Ik voel me ook geroepen hoog van de toren te blazen omdat 2022 het jaar is waarin de NPO voor de zoveelste keer het tv-publiek beroofde van een kunstprogramma. Hoppekee, daar ging Brommer op zee. Of nee, bij nader inzien toch maar niet, het mocht doorgaan. Maar ja, haal de kogel maar eens terug, dat lukt je niet, een lijk blijft een lijk. Kritiek was mogelijk, het programma kon beter. Maar die moeite nam de NPO niet, ze deden het schielijk weg, alsof ze dachten: zo’n literair programma, da’s niks voor onze kijkers. En dan zijn ‘onze kijkers’ niet de kijkers die kijken naar Brommer op zee, het zijn de kijkers die er níet naar kijken. Sussend klonkt het dat er een alternatief komt: Eus’ Boekenclub. Dat zal zich sterk maken voor „de liefde voor het lezen en alles daaromheen”. Ik hoop er het beste van. Ik hoop er altijd het beste van. Maar ik stel wel vast dat die slogan niet verwijst naar schrijvers en ook niet naar literatuur.
Verdriet
Terugkijken maakt eenzaam. Iedereen ziet iets anders en iedereen heeft gelijk. Bovendien, het culturele seizoen is nog jong, traditioneel gaat het pas in augustus van start. Een oordeel over het culturele jaar? Nu al? Veel te vroeg. In februari opent de grote Vermeer-expo in het Rijksmuseum! Met een catalogus van de hand van Irma Boom en dat is een evenement op zichzelf. Zij is de boekenontwerpster die in de bibliotheek van het Vaticaan zo creatief tekeerging dat ze daar weigerden haar naam correct uit te spreken. ‘Irma Boom’? Welnee, dat was ‘Irma Boem’. Wie haar werk wil zien, kan terecht in het Rijksmuseum in Amsterdam, daar heeft ze een expositie.

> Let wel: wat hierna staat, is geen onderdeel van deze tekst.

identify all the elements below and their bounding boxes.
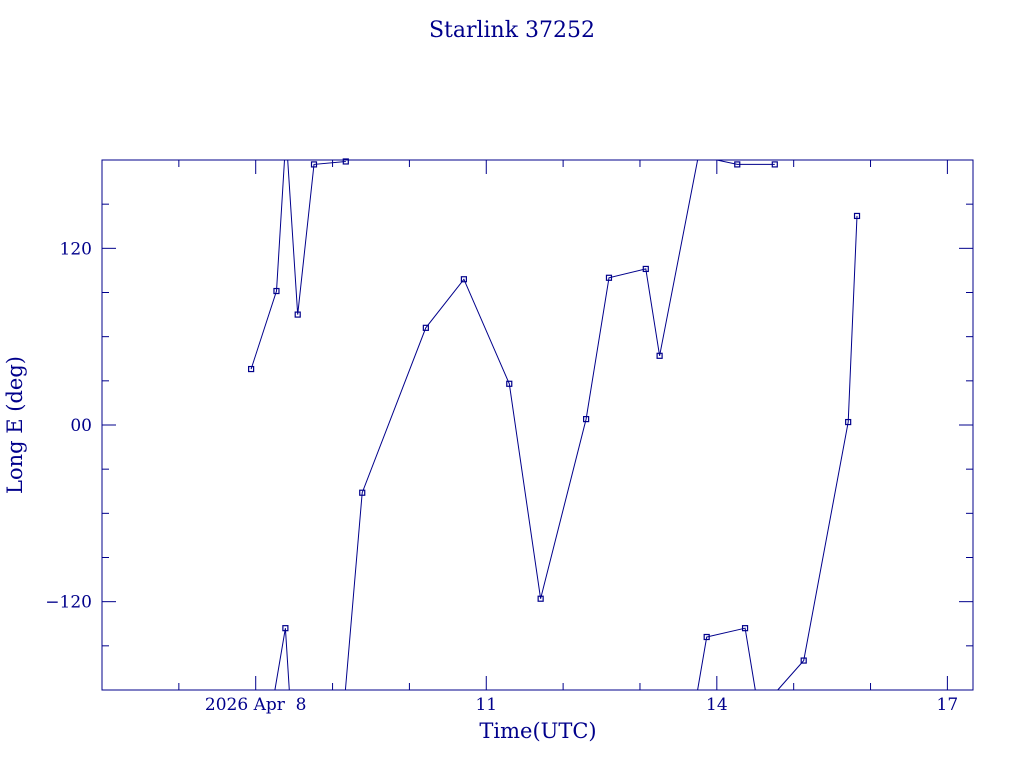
data-point [703, 633, 710, 641]
data-point [734, 161, 741, 168]
y-tick-label: 00 [70, 416, 92, 436]
data-point [359, 489, 366, 496]
data-point [506, 380, 513, 387]
y-tick-label: 120 [60, 239, 92, 259]
x-tick-labels: 2026 Apr 8 11 14 17 [205, 695, 958, 715]
series-line [777, 215, 858, 691]
series-line [274, 628, 290, 691]
series-line [344, 159, 775, 691]
x-tick-label: 17 [937, 695, 959, 715]
data-point [656, 352, 663, 359]
x-tick-label: 11 [475, 695, 497, 715]
data-markers [248, 158, 861, 664]
data-point [642, 265, 649, 273]
data-point [771, 161, 778, 168]
data-point [310, 161, 318, 168]
data-point [583, 416, 590, 423]
y-axis-label: Long E (deg) [3, 356, 27, 494]
x-tick-label: 2026 Apr 8 [205, 695, 307, 715]
data-point [422, 324, 429, 331]
data-point [800, 657, 807, 664]
data-point [537, 595, 544, 602]
data-point [282, 625, 289, 632]
data-point [853, 212, 861, 220]
data-point [605, 274, 613, 281]
data-point [845, 418, 852, 426]
series-line [697, 627, 756, 691]
data-point [273, 287, 280, 295]
data-point [741, 625, 749, 632]
chart-title: Starlink 37252 [429, 18, 595, 43]
y-tick-label: −120 [45, 593, 92, 613]
x-axis-label: Time(UTC) [479, 719, 596, 743]
series-lines [250, 159, 858, 691]
data-point [248, 365, 255, 373]
data-point [460, 276, 468, 283]
y-tick-labels: 120 00 −120 [45, 239, 92, 612]
axis-ticks [101, 160, 973, 690]
series-line [250, 159, 346, 370]
x-tick-label: 14 [706, 695, 728, 715]
data-point [294, 311, 301, 318]
data-point [342, 158, 349, 165]
plot-frame [101, 159, 974, 691]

Ik kijk terug. In Oekraïne woedt de oorlog nu al bijna een jaar. Poetins legers wissen de cultuur uit, met gerichte vernieling van theaters, musea, bibliotheken, monumenten. De Russen kennen de kracht van kunst en cultuur, dat is duidelijk. Ik denk aan Oekraïense kunstenaars die in Nederland hun toevlucht zochten. Aan fotografe Hanna Hrabarska en haar foto’s van haar bivak in Utrecht. Aan de drie Oekraïense ballerina’s die Het Nationale Ballet opnam. Aan de voorstelling van Oekraïense acteurs in een klein Amsterdams theater. Een hoogstandje was het niet, wel snerpend theatraal. Hun verdriet drong door tot in mijn merg. Dat vermag de kunst, dat is de zin ervan.
Ik verliet het theater en wilde somber zijn, somber is gepast in deze tijd, iedereen is somber.
Het lukte me niet.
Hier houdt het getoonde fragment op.